On p.26 in this book, there is the definition of "neighborhood":

If $U$ is any open set containing $x_0$, we commonly refer to $U$ simply as a neighborhood of $x_0$.

My solution is here:

Assume that $f$ is continuous.
For each $x\in X$, we choose $U:=X$.
Then, $U$ is a neighborhood of $x$ and $f=f|U$ is continuous.
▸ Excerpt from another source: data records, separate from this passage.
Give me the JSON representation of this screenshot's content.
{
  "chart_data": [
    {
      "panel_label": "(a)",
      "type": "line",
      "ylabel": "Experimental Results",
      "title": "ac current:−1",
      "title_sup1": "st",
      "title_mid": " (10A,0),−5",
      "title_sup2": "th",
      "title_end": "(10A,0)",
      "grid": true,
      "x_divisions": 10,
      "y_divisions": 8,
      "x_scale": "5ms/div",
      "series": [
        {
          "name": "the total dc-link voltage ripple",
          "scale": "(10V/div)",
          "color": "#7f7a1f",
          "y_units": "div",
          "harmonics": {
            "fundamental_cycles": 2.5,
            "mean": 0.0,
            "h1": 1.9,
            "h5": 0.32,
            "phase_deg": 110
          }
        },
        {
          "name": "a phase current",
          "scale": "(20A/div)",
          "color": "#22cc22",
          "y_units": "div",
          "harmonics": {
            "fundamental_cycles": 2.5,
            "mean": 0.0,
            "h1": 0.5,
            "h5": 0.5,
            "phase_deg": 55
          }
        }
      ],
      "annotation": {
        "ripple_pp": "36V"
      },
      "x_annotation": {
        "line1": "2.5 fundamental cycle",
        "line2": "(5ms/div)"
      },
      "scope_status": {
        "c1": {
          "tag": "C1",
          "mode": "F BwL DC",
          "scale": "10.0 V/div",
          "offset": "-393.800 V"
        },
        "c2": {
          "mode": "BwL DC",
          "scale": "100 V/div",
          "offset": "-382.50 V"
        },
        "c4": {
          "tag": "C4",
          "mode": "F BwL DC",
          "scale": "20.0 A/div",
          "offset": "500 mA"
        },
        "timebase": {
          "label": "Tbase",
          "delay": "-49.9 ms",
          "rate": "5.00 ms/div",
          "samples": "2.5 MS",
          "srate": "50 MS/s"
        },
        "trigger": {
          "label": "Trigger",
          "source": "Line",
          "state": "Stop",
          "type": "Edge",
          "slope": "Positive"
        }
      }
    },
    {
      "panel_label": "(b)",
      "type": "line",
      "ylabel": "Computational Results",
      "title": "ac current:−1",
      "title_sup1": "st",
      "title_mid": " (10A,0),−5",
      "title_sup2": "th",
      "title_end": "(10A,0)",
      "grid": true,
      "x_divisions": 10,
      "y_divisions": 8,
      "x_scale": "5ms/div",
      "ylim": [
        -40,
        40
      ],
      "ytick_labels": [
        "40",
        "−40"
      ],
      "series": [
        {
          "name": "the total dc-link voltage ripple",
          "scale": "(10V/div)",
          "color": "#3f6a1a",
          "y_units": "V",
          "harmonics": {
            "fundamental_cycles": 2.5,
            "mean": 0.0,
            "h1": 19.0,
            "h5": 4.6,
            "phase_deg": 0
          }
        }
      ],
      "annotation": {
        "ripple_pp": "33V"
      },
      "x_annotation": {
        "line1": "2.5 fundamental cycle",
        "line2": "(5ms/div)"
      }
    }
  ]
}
Conversely, assume that for each $x\in X$, there is a neighborhood $U$ of $x$ such that $f|U$ is continuous.
Let $x$ be any point in $X$.
Let $V$ be any open set in $Y$ which contains $f(x)$.
By assumption, there is a neighborhood $W$ of $x$ such that $f|W$ is continuous.
Since $(f|W)^{-1}(V)$ is an open set in $W$, there is an open set $U$ in $X$ such that $(f|W)^{-1}(V)=W\cap U$.
Since both of $W$ and $U$ are open sets in $X$, their intersection $(f|W)^{-1}(V)$ is also an open set in $X$ and $(f|W)^{-1}(V)$ contains $x$.
Obviously, $f((f|W)^{-1}(V))\subset V$ holds.
Therefore, $f$ is continuous.